Cogió una coca-cola que le habían servido y se fue. Nosotros apuramos el Anaical y nos fuimos camino del campo de la fiesta. Después fuimos a dar unas vueltas por los puestos para hacer tiempo. Nos paramos frente a una caseta de tiro. Pepín era el de más edad del grupo, tenía 16 años y, como tal, hacía un poco de dirigente. Él fue el que decidió parar frente a la caseta de tiro, porque, según dijo, le gustaría llevar algún regalo a casa.
-¿Cuánto cuesta una tirada? –preguntó-.
-3 balines 10 céntimos –le respondió el hombre-.
-Y si rompo el palillo ¿Qué me dan?
-Todo lo que ahí ves colgado, excepto la muñeca. Para llevarte la muñeca tienes que romper 3 palillos.
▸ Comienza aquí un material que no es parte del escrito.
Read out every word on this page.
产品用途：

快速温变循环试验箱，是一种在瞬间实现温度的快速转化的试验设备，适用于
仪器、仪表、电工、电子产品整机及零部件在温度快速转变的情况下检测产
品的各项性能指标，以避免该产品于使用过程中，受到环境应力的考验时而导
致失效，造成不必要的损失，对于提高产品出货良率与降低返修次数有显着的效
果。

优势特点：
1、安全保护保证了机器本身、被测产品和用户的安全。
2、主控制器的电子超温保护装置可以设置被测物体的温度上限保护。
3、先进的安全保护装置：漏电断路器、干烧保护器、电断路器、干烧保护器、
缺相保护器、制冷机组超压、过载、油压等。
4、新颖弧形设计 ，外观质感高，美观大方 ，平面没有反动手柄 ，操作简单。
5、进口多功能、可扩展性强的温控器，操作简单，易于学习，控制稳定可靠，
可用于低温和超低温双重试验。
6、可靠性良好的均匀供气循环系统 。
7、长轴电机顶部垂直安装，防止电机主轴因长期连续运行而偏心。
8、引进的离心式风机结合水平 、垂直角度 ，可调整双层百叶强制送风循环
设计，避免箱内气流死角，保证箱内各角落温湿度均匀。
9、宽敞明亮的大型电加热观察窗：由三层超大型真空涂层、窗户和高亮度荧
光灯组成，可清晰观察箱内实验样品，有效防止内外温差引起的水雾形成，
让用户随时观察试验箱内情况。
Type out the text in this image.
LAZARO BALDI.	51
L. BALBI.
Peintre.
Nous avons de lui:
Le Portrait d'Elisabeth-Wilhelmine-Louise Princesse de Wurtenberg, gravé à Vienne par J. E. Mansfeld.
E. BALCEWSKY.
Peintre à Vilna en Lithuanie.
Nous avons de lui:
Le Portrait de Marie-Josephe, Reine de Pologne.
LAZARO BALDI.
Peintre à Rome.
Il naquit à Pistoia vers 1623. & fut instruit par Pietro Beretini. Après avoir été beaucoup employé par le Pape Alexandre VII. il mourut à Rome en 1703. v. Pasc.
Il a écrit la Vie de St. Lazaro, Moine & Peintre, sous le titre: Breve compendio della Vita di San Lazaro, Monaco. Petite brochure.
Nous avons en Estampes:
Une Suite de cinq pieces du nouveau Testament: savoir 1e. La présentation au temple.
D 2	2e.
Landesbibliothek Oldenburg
Como vi que dudaba le dije que lo intentara que si con los primeros 3 balines rompía algún palillo yo le daba otros 10 céntimos para que siguiera intentándolo. Con los 3 primeros disparos rompió un palillo; yo saqué una peseta para que tirara otros 3. Con la segunda tanda rompió otro palillo. Otro del grupo le dio otros 10 céntimos para que intentara romper otro y lo consiguió, pero cuando le dijo al dueño del puesto que le diera la muñeca, éste le dijo que no, que para llevarse la muñeca había que romper 3 palillos con los primeros 3 disparos. Nos quedamos mudos y con caras de tontos. Tanto así que nos marchamos sin recoger, al menos, tres de los pequeños objetos que colgaban de los palillos rotos. Cuando íbamos camino de la falda del monte donde queríamos situarnos para ver la descarga, Pepín dijo:
-Esto no debemos contárselo a nadie, porque se reirán de nosotros y con razón. Lo único que podemos sacar de provecho es la lección que nos dieron.
Hasta de los bocadillos nos habíamos olvidado. Sólo cuando, a punto de empezar la descarga, nos sentamos en el monte, alguien dijo: Tengo hambre y no hemos comprado los bocadillos.
La descarga fue algo increíble. Durante un largo tiempo –no sabría decir cuánto- , pero no menos de media hora, cientos, -¡qué digo cientos!- miles de voladores surcaron los cielos produciendo un ruido ensordecedor y provocando una nueve de humo, con olor a pólvora, que. al cabo de un cuarto de hora, más o menos, la cortina de humo producida impedía ver una ladera del monte desde la otra parte. Mucho había oído comentar sobre la descarga del Carmen en Cangas, pero ni de lejos hubiera podido imaginarme algo parecido.
Ya de vuelta, camino de la parada donde debíamos coger el “Cangas” para regresar a Villager, fuimos comiendo unos bocadillos que compramos en un bar cercano al campo de la fiesta. Íbamos con tiempo suficiente para no correr el riesgo de que por aglomeración de pasajeros pudiéramos perderlo, lo que sería una verdadera catástrofe, ya que no había otro hasta el día siguiente. Esta vez el viaje de vuelta lo hicimos sentados en el interior. Durante todo el trayecto yo no hice comentario alguno. En mi mente sólo había una imagen, la de la encantadora sonrisa de Angelines.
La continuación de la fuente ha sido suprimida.